When the film first aired in India, it was not only lauded for its queer representation but also for its ability to connect to any woman trapped in a lonely marriage – and it achieves that beautifully.
It’s about female desire and the unspooling of archaic structures.
In 2008, Mehta recalled the vigil held by the LGBTQ+ community in Dehli when this movie came out: ‘They carried placards saying, “We’re Indian, we are Lesbian.” Till then some Indian moralists believed homosexuality, especially lesbianism, didn’t exist in India.
‘Fire was a turning point for me as a filmmaker. I saw what responsibility was being put on my shoulders. To me, Fire wasn’t a film only about lesbianism.’.
There has also been some criticism at the lack of sexual chemistry between the characters over the years and while at times it did fall flat, the fact it even goes there is triumph enough.
Fire is far from perfect, there’s valid criticism of how authentic their love story is given they are two women who have simply found comfort in one another under the same toxic roof.
![Nandita Das in Fire 1996 wearing a red sari](https://metro.co.uk/wp-content/uploads/2025/02/SEI_238553548-02d1.jpg?quality=90&strip=all&w=646)
But its shortcomings wane in the face of all it has come to mean – fanning the flames of radical representation in Indian cinema and resonating with diaspora around the world for years to come.

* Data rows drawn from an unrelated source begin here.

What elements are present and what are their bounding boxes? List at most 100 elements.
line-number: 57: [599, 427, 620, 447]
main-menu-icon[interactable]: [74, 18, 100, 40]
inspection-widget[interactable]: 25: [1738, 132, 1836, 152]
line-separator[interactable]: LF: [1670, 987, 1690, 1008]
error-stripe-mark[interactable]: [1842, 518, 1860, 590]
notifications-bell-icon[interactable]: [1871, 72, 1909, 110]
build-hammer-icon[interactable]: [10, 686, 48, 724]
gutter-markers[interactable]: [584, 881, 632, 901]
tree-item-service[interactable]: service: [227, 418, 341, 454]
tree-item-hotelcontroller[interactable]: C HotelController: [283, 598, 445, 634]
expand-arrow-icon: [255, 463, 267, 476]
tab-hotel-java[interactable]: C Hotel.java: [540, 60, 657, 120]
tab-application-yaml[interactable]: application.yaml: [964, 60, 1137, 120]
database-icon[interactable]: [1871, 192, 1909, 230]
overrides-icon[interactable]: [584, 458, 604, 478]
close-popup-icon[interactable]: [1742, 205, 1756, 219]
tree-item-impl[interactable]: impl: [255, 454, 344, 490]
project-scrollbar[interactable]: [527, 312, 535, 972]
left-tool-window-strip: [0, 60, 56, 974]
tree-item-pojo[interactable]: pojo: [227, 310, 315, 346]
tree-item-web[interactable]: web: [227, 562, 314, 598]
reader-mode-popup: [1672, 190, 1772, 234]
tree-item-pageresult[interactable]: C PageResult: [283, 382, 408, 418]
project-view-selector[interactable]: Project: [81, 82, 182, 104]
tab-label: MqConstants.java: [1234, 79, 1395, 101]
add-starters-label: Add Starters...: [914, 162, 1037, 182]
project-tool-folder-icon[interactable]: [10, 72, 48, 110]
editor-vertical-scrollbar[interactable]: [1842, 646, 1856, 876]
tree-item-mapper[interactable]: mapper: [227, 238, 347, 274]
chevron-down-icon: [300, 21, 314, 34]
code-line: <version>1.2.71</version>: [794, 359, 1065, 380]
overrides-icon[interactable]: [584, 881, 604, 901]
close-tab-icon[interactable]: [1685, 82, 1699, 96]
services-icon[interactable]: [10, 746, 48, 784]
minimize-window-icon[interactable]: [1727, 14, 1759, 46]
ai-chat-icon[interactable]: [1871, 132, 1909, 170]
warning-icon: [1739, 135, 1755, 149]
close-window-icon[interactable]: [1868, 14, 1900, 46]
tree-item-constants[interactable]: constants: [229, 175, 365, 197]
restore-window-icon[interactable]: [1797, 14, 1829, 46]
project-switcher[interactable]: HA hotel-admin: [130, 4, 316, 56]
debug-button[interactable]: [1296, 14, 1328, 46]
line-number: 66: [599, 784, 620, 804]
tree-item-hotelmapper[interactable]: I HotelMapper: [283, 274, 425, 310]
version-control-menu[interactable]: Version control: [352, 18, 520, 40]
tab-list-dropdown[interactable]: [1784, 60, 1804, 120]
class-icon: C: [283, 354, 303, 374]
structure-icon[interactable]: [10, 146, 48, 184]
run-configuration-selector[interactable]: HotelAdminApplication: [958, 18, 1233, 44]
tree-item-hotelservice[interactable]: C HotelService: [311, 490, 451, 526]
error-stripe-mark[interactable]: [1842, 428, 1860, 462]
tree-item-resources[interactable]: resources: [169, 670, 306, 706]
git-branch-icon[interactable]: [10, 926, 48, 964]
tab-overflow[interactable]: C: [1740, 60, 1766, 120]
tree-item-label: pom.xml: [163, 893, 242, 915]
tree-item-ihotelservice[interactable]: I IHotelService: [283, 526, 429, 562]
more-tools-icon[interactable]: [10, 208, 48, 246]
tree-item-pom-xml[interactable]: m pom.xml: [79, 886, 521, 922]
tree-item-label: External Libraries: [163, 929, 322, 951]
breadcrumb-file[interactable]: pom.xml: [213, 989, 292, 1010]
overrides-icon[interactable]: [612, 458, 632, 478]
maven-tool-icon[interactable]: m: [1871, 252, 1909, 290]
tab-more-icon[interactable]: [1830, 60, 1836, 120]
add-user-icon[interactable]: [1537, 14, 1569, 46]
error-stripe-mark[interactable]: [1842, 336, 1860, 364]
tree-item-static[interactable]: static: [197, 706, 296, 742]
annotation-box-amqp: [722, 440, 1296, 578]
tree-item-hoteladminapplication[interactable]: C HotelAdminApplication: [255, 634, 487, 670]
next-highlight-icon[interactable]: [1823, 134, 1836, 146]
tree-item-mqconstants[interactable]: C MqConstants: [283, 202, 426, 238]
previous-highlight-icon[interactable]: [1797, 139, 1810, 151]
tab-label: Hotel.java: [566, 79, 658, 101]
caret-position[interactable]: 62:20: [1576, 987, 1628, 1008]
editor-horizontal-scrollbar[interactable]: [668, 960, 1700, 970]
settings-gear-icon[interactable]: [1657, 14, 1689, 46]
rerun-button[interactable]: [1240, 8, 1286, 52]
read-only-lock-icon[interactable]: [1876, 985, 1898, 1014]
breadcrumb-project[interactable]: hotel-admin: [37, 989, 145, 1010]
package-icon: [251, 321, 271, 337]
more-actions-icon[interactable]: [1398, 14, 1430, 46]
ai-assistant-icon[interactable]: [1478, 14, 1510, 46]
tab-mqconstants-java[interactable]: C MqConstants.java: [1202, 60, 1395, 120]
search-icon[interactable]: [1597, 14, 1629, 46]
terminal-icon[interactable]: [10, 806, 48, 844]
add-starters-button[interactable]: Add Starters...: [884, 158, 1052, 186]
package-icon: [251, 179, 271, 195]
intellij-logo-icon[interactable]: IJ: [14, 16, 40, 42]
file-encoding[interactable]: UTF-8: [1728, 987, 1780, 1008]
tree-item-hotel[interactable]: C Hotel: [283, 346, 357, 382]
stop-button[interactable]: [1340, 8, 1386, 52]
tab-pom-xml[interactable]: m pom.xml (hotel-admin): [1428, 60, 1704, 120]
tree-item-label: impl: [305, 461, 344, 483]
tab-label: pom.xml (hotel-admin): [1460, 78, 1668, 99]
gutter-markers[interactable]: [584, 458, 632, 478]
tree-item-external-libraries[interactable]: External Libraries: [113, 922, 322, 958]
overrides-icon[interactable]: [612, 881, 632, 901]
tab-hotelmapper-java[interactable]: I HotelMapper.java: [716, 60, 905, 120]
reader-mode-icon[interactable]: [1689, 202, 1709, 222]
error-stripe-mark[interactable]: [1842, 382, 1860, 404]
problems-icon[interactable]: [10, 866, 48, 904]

My favourite moment comes at the end when the home goes up in a blaze and, as the ashes settle, both our protagonists are doused in water – a nod to Radha’s dreams of the ocean air.
But far from my fears that both would perish or be brutally torn apart (as was quintessential for 90s queer media) we have a soft and sweet reunion.
A rare happy ending that echoes a timeless message of hope for a brighter future.
Perhaps there are better films out there but there’s a reason Fire remains a cultural staple, and is the blueprint for so much that came after it.
If there’s one movie you put on you cinematic bucket list – make it this one.